Appendix C Prompts for Data Generation
In this section, we present all the prompts used in our data generation process. These prompts include those for plan generation, action generation, state generation, final answer generation, semantic equivalence data generation, semantic equivalence evaluation, meta knowledge generation, and contrastive process supervision for plan, action, and state generation.
Appendix D Implementation Details
Training data creation. For each dataset, we use multiple models (GPT-4o (Achiam et al., 2023), DeepSeek (Liu et al., 2024a, b), LLaMA3 (Dubey et al., 2024)) to generate diverse trajectories for the training and validation sets. Before labeling, we filter out trajectories that fail symbolic verification. We then label trajectories as positive or negative based on their final answers. To improve model stability, we augment training samples using GPT-4o. Given the positive and negative trajectories of the same question, we automatically generate process annotations (as discussed in Section 3.3) using DeepSeek. Additionally, we observed an order bias in contrastive ranking data, where the model tends to prefer the first option when presented with similar choices. To address this, we apply pre-processing and post-processing techniques: (1) Pre-processing: We randomly shuffle the correct option’s position before training. Only responses that select the correct option are accepted. (2) Post-processing: During inference, we randomly reorder options to mitigate bias and improve robustness. These strategies ensure more stable training and fairer ranking evaluations.

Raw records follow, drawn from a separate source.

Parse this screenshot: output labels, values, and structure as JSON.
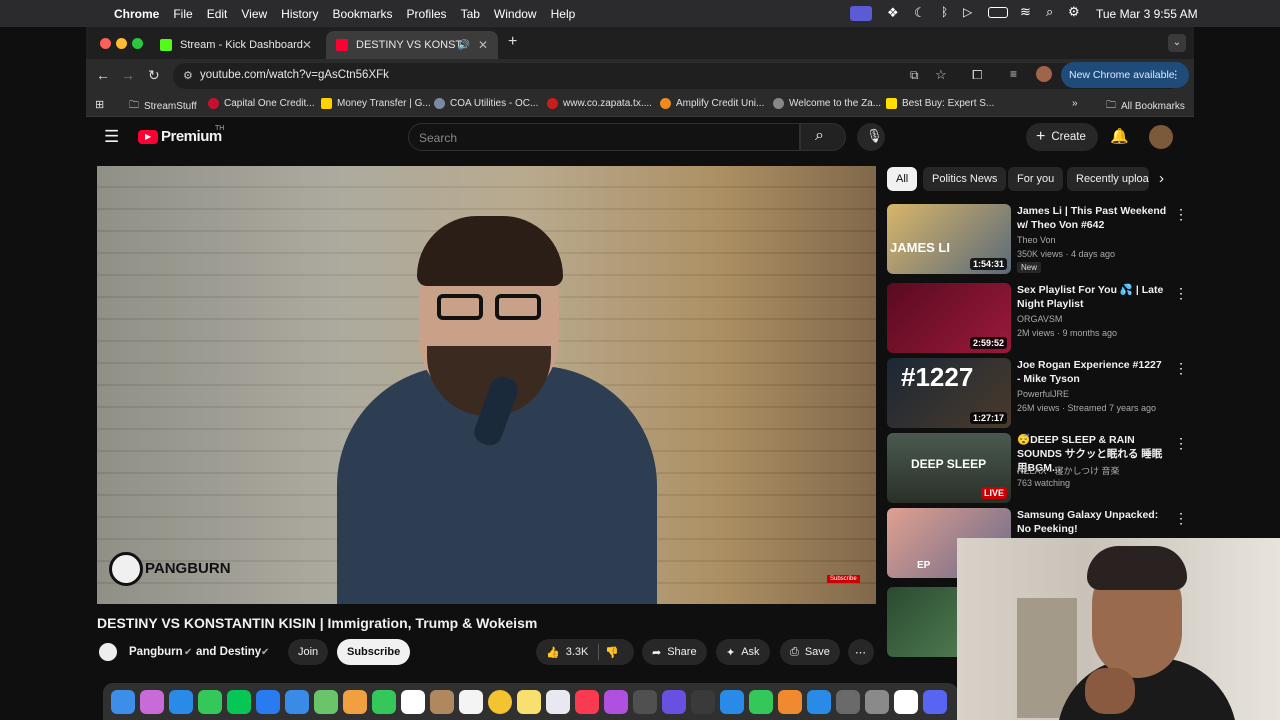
{
  "menubar": {
    "app": "Chrome",
    "items": [
      "File",
      "Edit",
      "View",
      "History",
      "Bookmarks",
      "Profiles",
      "Tab",
      "Window",
      "Help"
    ],
    "clock": "Tue Mar 3  9:55 AM"
  },
  "tabs": [
    {
      "title": "Stream - Kick Dashboard"
    },
    {
      "title": "DESTINY VS KONSTANTIN"
    }
  ],
  "address": {
    "url": "youtube.com/watch?v=gAsCtn56XFk"
  },
  "new_chrome": "New Chrome available",
  "bookmarks": {
    "items": [
      "StreamStuff",
      "Capital One Credit...",
      "Money Transfer | G...",
      "COA Utilities - OC...",
      "www.co.zapata.tx....",
      "Amplify Credit Uni...",
      "Welcome to the Za...",
      "Best Buy: Expert S..."
    ],
    "all_label": "All Bookmarks"
  },
  "youtube": {
    "logo": "Premium",
    "logo_sup": "TH",
    "search_placeholder": "Search",
    "create_label": "Create",
    "video": {
      "title": "DESTINY VS KONSTANTIN KISIN | Immigration, Trump & Wokeism",
      "watermark": "PANGBURN",
      "subscribe_tag": "Subscribe",
      "channel": "Pangburn",
      "collab": "and Destiny",
      "join": "Join",
      "subscribe": "Subscribe",
      "likes": "3.3K",
      "share": "Share",
      "ask": "Ask",
      "save": "Save"
    },
    "chips": [
      "All",
      "Politics News",
      "For you",
      "Recently uploa"
    ],
    "recs": [
      {
        "title": "James Li | This Past Weekend w/ Theo Von #642",
        "channel": "Theo Von",
        "meta": "350K views · 4 days ago",
        "badge": "New",
        "duration": "1:54:31",
        "thumb_text": "JAMES LI",
        "color": "#c89c4e"
      },
      {
        "title": "Sex Playlist For You 💦 | Late Night Playlist",
        "channel": "ORGAVSM",
        "meta": "2M views · 9 months ago",
        "badge": "",
        "duration": "2:59:52",
        "thumb_text": "",
        "color": "#7a1330"
      },
      {
        "title": "Joe Rogan Experience #1227 - Mike Tyson",
        "channel": "PowerfulJRE",
        "meta": "26M views · Streamed 7 years ago",
        "badge": "",
        "duration": "1:27:17",
        "thumb_text": "#1227",
        "color": "#2c3a4a"
      },
      {
        "title": "😴DEEP SLEEP & RAIN SOUNDS サクッと眠れる 睡眠用BGM...",
        "channel": "RELAX - 寝かしつけ 音楽",
        "meta": "763 watching",
        "badge": "",
        "duration": "LIVE",
        "thumb_text": "DEEP SLEEP",
        "color": "#3a4a3a"
      },
      {
        "title": "Samsung Galaxy Unpacked: No Peeking!",
        "channel": "",
        "meta": "",
        "badge": "",
        "duration": "",
        "thumb_text": "EP",
        "color": "#d88b7a"
      }
    ]
  }
}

Model training overview. SWAP is fine-tuned from a base model using LoRA (Hu et al., 2021). The primary objective is to train the LM to understand the format and structure of entailment graphs. We choose LoRA over full fine-tuning due to the limited availability of training data. To ensure scalability and generalization, we fine-tune a single generator, which is then repurposed to serve as the policy model, world model, and controller. For each dataset, the generator is fine-tuned on all positive trajectories from the training set. As illustrated in Figure 2, the generator contains two LoRAs. The original LoRA is fine-tuned on positive trajectories as usual, while the SemEquiv-LoRA is fine-tuned on semantic equivalence data, which are bootstrapped using GPT-4o, for plan, actions and states. Specially, the total number of trajectories used for generator fine-tuning: GSM8k (28.3k), MATH500 (49.3k), FOLIO (7.3k), ReClor (14.5k), HumanEval (6.0k), and MBPP (3.4k). For each positive trajectory, we random sampled some steps and generated two alternatives for each step as semantically equivalent pairs. The total number of semantically equivalent pairs obtained: GSM8k (8.1k), MATH500 (24.2k), FOLIO (3.8k), ReClor (7.1k), HumanEval (2.8k) and MBPP (2.0k).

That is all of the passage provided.